Schulterbruch beendet suzukis saison – wm-traum geplatzt?
Schock in Freiburg: Yuito Suzuki, der japanische Offensivmann, fällt mit einem Schlüsselbeinfraktur aus und verpasst damit nicht nur die anstehende Europa-League-Halbfinal-Partie gegen Braga, sondern wohl auch die Weltmeisterschaft in Katar. Die Verletzung passierte im Spiel gegen Wolfsburg, und der Traum von der WM-Teilnahme scheint nun in weite Ferne gerückt.
Ein bitterer rückschlag für das team
Die Diagnose traf den SC Freiburg wie ein Nackenschlag. Gerade in der Europa League hatte Suzuki seine Klasse bewiesen, mit wichtigen Toren und Vorlagen für den erstaunlichen Einzug ins Halbfinale. Sein Doppelpack in Vigo gegen Celtic war dabei ein entscheidender Moment. Doch nun fehlt er, und Julian Schuster muss personell umplanen. Lucas Höler scheint die naheliegendste Alternative zu sein, doch Suzukis Dynamik und Torgefahr sind schwer zu ersetzen.
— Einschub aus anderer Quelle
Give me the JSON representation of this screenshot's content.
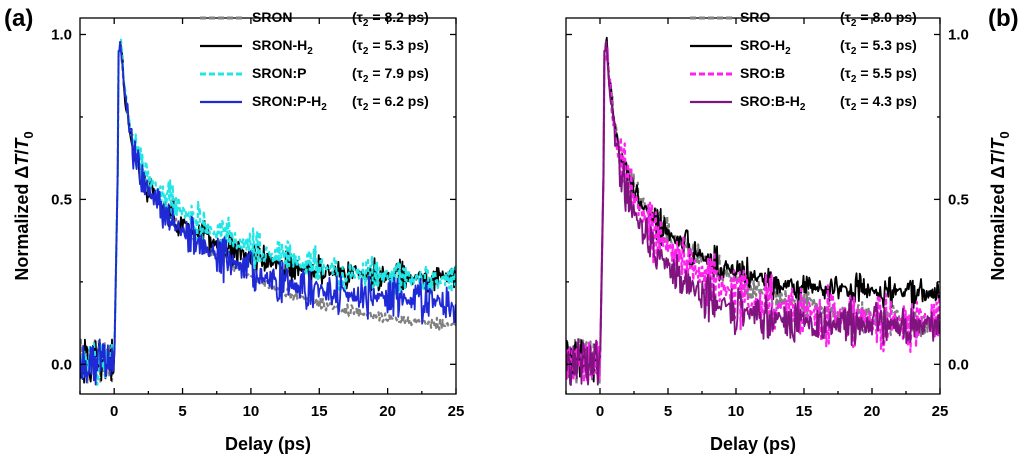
{
  "chart_data": [
    {
      "type": "line",
      "panel_label": "(a)",
      "xlabel": "Delay (ps)",
      "ylabel": "Normalized ΔT/T0",
      "xlim": [
        -2.5,
        25
      ],
      "ylim": [
        -0.09,
        1.05
      ],
      "xticks": [
        "0",
        "5",
        "10",
        "15",
        "20",
        "25"
      ],
      "yticks": [
        "0.0",
        "0.5",
        "1.0"
      ],
      "y_axis_side": "left",
      "legend_position": "top-right",
      "series": [
        {
          "name": "SRON",
          "tau": "(τ2 = 8.2 ps)",
          "color": "#808080",
          "dash": "dashed",
          "tau_ps": 8.2,
          "plateau": 0.09,
          "noise": 0.012
        },
        {
          "name": "SRON-H2",
          "tau": "(τ2 = 5.3 ps)",
          "color": "#000000",
          "dash": "solid",
          "tau_ps": 5.3,
          "plateau": 0.26,
          "noise": 0.035
        },
        {
          "name": "SRON:P",
          "tau": "(τ2 = 7.9 ps)",
          "color": "#22e5e5",
          "dash": "dashed",
          "tau_ps": 7.9,
          "plateau": 0.23,
          "noise": 0.04
        },
        {
          "name": "SRON:P-H2",
          "tau": "(τ2 = 6.2 ps)",
          "color": "#1f2ad6",
          "dash": "solid",
          "tau_ps": 6.2,
          "plateau": 0.18,
          "noise": 0.045
        }
      ]
    },
    {
      "type": "line",
      "panel_label": "(b)",
      "xlabel": "Delay (ps)",
      "ylabel": "Normalized ΔT/T0",
      "xlim": [
        -2.5,
        25
      ],
      "ylim": [
        -0.09,
        1.05
      ],
      "xticks": [
        "0",
        "5",
        "10",
        "15",
        "20",
        "25"
      ],
      "yticks": [
        "0.0",
        "0.5",
        "1.0"
      ],
      "y_axis_side": "right",
      "legend_position": "top-right",
      "series": [
        {
          "name": "SRO",
          "tau": "(τ2 = 8.0 ps)",
          "color": "#808080",
          "dash": "dashed",
          "tau_ps": 8.0,
          "plateau": 0.09,
          "noise": 0.03
        },
        {
          "name": "SRO-H2",
          "tau": "(τ2 = 5.3 ps)",
          "color": "#000000",
          "dash": "solid",
          "tau_ps": 5.3,
          "plateau": 0.21,
          "noise": 0.035
        },
        {
          "name": "SRO:B",
          "tau": "(τ2 = 5.5 ps)",
          "color": "#ff22ee",
          "dash": "dashed",
          "tau_ps": 5.5,
          "plateau": 0.12,
          "noise": 0.065
        },
        {
          "name": "SRO:B-H2",
          "tau": "(τ2 = 4.3 ps)",
          "color": "#80147f",
          "dash": "solid",
          "tau_ps": 4.3,
          "plateau": 0.11,
          "noise": 0.05
        }
      ]
    }
  ]
}
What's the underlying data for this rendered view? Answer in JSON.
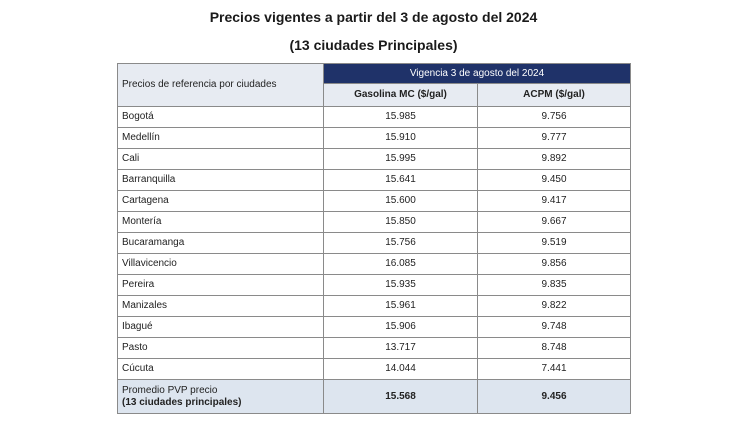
{
  "title": "Precios vigentes a partir del 3 de agosto del 2024",
  "subtitle": "(13 ciudades Principales)",
  "table": {
    "ref_header": "Precios de referencia por ciudades",
    "group_header": "Vigencia 3 de agosto del 2024",
    "col_gasolina": "Gasolina MC ($/gal)",
    "col_acpm": "ACPM ($/gal)",
    "rows": [
      {
        "city": "Bogotá",
        "gasolina": "15.985",
        "acpm": "9.756"
      },
      {
        "city": "Medellín",
        "gasolina": "15.910",
        "acpm": "9.777"
      },
      {
        "city": "Cali",
        "gasolina": "15.995",
        "acpm": "9.892"
      },
      {
        "city": "Barranquilla",
        "gasolina": "15.641",
        "acpm": "9.450"
      },
      {
        "city": "Cartagena",
        "gasolina": "15.600",
        "acpm": "9.417"
      },
      {
        "city": "Montería",
        "gasolina": "15.850",
        "acpm": "9.667"
      },
      {
        "city": "Bucaramanga",
        "gasolina": "15.756",
        "acpm": "9.519"
      },
      {
        "city": "Villavicencio",
        "gasolina": "16.085",
        "acpm": "9.856"
      },
      {
        "city": "Pereira",
        "gasolina": "15.935",
        "acpm": "9.835"
      },
      {
        "city": "Manizales",
        "gasolina": "15.961",
        "acpm": "9.822"
      },
      {
        "city": "Ibagué",
        "gasolina": "15.906",
        "acpm": "9.748"
      },
      {
        "city": "Pasto",
        "gasolina": "13.717",
        "acpm": "8.748"
      },
      {
        "city": "Cúcuta",
        "gasolina": "14.044",
        "acpm": "7.441"
      }
    ],
    "total": {
      "label_line1": "Promedio PVP precio",
      "label_line2": "(13 ciudades principales)",
      "gasolina": "15.568",
      "acpm": "9.456"
    }
  },
  "colors": {
    "header_navy": "#1f3269",
    "header_light": "#e7ebf2",
    "total_row": "#dde5ef"
  }
}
Die Partie gegen Wolfsburg endete zwar 1:1, womit Freiburg auf Platz 7 der Bundesliga-Tabelle vorrückt, doch der Jubel über die bessere Platzierung verblasste angesichts der Verletzung. Suzuki, der in seiner ersten Saison in Deutschland bereits einen hervorragenden Eindruck hinterlassen hatte – 25 Bundesliga-Einsätze, vier Tore und drei Assists – wird dem Team in den kommenden Spielen schmerzlich fehlen. Seine unermüdliche Einsatzbereitschaft und sein Torinstinkt waren ein wichtiger Faktor für Freiburgs Erfolg.

Mehr als nur ein spielverlust
Es ist mehr als nur der Ausfall eines Spielers. Es ist der Verlust eines Schlüsselmanns, der das Spiel beleben konnte und immer wieder für Überraschungen sorgte. Die Schwere der Verletzung – ein Bruch des rechten Schlüsselbeins – bedeutet, dass Suzuki mehrere Wochen pausieren muss. Der Eingriff war notwendig, um den Heilungsprozess zu beschleunigen.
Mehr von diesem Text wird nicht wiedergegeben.